Thanks to the structure of the input data and how we read it using xarray, it is possible to access only selected slices of the entire dataset. For instance, we can select only one variable:

temp = ds["temperature_surface_air"]
print(temp)
<xarray.DataArray 'temperature_surface_air' (month: 12, latitude: 32,
                                             longitude: 64)> Size: 98kB
[24576 values with dtype=float32]
Coordinates:
  * month      (month) int32 48B 1 2 3 4 5 6 7 8 9 10 11 12
  * latitude   (latitude) float32 128B 85.76 80.27 74.74 ... -80.27 -85.76
  * longitude  (longitude) float64 512B -180.0 -174.4 -168.8 ... 168.8 174.4
Attributes:
    standard_name:  air_temperature
    long_name:      Near-surface air temperature
    units:          K

We can also select a single month, using .sel() which selects data by label (e.g. month=1):

temp_jan = temp.sel(month=1)
print(temp_jan)
<xarray.DataArray 'temperature_surface_air' (latitude: 32, longitude: 64)> Size: 8kB
[2048 values with dtype=float32]
Coordinates:
  * latitude   (latitude) float32 128B 85.76 80.27 74.74 ... -80.27 -85.76
  * longitude  (longitude) float64 512B -180.0 -174.4 -168.8 ... 168.8 174.4
    month      int32 4B 1
Attributes:
    standard_name:  air_temperature
    long_name:      Near-surface air temperature
    units:          K

Or even a given location. For instance, if we take the approximate location of Geneva (lat/lon). The method="nearest" finds the grid cell with the centroid that is closest to your input coordinates:

temp_geneva = temp.sel(latitude=46.2, longitude=6.1, method="nearest")
print(temp_geneva)
print(temp_geneva.values)
<xarray.DataArray 'temperature_surface_air' (month: 12)> Size: 48B
[12 values with dtype=float32]
Coordinates:
  * month      (month) int32 48B 1 2 3 4 5 6 7 8 9 10 11 12
    latitude   float32 4B 47.07
    longitude  float64 8B 5.625
Attributes:
    standard_name:  air_temperature
    long_name:      Near-surface air temperature
    units:          K
[282.61826 282.5746  283.89636 287.60983 290.13657 293.08612 295.2669
 295.68762 293.59634 289.4877  285.94287 283.80334]
CautionTask

→ Notice how the basic print returns the entire subset structure with the new dimensions and attributes. If you want to print the values, you need to specify it, but **be careful” to do this only when you have a small subset.

→ We asked for the Geneva location, but where is the closest pixel centroid point located ?

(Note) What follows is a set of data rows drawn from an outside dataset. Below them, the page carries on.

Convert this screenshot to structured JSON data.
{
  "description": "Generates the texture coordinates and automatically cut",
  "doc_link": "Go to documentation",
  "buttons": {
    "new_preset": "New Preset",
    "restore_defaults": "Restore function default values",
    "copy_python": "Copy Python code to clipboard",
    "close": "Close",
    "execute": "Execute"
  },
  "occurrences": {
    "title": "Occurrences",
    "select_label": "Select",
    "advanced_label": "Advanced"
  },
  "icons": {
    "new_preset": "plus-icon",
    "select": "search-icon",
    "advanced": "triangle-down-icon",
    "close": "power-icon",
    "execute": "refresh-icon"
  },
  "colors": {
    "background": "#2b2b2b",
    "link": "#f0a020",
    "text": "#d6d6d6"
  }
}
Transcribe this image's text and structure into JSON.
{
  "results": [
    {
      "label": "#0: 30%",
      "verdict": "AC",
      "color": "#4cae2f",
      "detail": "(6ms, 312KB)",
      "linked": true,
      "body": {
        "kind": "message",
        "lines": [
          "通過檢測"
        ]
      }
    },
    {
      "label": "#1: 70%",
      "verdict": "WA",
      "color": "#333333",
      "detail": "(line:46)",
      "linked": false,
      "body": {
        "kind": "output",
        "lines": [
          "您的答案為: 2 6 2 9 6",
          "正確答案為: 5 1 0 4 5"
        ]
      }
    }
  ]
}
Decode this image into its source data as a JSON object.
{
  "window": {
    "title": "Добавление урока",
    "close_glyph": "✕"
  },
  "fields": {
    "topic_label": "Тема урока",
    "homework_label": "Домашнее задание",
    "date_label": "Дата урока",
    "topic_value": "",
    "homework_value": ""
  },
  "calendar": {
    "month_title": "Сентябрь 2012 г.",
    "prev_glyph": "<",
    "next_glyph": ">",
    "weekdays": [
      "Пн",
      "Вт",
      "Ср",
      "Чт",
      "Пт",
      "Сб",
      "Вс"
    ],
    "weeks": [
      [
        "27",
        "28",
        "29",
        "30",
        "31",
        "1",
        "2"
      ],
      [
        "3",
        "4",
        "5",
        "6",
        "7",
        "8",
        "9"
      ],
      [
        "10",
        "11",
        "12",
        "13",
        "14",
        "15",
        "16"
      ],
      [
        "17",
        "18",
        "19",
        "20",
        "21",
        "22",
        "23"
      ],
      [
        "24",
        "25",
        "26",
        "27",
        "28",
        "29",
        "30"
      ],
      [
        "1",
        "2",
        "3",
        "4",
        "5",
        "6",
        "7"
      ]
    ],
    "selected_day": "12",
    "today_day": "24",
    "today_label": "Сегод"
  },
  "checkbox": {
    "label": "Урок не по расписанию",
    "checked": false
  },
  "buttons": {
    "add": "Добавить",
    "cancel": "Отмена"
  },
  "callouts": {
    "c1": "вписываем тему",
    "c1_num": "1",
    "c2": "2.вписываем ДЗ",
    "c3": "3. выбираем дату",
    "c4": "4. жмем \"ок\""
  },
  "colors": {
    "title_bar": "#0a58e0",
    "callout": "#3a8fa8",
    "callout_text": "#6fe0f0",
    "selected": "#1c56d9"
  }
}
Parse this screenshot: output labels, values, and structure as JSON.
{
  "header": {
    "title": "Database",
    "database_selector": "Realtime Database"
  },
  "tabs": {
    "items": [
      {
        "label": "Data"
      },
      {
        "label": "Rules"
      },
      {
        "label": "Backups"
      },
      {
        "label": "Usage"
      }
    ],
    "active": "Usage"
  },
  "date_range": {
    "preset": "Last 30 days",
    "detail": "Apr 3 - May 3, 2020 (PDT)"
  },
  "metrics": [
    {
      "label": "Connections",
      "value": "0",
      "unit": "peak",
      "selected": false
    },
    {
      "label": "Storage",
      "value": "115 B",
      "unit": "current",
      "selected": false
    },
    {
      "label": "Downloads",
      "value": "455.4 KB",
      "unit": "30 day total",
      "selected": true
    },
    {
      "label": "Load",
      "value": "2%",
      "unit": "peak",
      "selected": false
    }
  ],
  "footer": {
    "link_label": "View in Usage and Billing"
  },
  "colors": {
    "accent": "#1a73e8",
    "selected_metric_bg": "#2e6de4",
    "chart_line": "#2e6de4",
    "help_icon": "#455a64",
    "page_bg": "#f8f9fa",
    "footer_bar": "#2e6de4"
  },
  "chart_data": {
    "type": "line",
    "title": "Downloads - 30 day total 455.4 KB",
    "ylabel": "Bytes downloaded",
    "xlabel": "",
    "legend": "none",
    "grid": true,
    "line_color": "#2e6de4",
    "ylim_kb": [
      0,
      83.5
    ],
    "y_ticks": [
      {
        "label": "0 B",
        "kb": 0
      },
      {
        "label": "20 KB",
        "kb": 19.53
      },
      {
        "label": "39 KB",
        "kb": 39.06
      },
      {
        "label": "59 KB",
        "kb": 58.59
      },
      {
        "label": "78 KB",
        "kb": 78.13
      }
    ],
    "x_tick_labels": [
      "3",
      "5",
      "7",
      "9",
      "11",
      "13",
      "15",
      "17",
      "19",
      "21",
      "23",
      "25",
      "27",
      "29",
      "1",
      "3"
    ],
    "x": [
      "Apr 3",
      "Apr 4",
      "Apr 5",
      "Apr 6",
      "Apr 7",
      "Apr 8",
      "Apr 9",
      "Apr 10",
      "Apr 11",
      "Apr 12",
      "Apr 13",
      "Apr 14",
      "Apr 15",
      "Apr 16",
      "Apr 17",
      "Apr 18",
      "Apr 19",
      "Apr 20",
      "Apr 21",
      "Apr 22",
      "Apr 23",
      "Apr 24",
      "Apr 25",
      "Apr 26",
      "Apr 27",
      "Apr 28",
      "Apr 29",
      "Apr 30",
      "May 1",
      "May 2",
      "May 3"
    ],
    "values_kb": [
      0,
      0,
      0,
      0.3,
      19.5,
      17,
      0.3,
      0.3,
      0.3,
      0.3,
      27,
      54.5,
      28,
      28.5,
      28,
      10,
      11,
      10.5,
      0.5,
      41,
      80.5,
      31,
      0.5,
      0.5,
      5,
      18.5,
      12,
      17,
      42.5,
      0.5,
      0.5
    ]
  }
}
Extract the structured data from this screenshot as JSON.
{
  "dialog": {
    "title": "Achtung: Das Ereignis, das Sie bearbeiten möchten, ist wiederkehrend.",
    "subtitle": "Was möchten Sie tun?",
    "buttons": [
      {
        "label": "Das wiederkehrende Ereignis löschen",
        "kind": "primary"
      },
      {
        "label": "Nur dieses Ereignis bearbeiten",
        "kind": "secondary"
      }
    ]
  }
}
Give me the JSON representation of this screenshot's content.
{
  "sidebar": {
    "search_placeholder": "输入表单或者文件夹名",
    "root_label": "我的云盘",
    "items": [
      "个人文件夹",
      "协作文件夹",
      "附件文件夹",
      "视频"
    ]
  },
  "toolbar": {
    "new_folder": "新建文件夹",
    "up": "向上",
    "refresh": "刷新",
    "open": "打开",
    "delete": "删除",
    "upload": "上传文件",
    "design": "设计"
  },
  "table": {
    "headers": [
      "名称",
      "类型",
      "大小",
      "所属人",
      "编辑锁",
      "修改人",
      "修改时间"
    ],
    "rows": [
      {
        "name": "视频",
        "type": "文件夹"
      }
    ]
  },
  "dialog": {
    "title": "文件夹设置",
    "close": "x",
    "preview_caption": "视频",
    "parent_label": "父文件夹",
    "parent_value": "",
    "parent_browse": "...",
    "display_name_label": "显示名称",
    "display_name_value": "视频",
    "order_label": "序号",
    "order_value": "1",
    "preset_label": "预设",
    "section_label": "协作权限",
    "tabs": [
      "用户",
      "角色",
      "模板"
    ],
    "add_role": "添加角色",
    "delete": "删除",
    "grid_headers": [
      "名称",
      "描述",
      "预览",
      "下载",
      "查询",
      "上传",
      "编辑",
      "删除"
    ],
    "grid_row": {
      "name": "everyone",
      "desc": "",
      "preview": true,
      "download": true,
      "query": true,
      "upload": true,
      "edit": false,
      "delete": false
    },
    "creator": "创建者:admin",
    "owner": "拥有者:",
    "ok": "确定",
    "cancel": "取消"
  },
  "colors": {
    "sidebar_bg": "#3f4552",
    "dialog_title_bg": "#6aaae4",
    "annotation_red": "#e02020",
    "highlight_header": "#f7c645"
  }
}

→ What were the temperatures 100 millions years ago at this location?

→ What does this tell you about the model resolution ?

Let’s now have a look at our data by plotting it, reusing the January subset we did before.

import matplotlib.pyplot as plt
temp_jan.plot()
plt.title("January mean surface air temperature (K)")
plt.show()

Process into climate zones

As you noticed, the units for temperature are in Kelvin and precipitation are in meters per seconds. Before any analysis, we need to convert both variables to standard units, in our case this would be degrees Celsius and millimeters per month.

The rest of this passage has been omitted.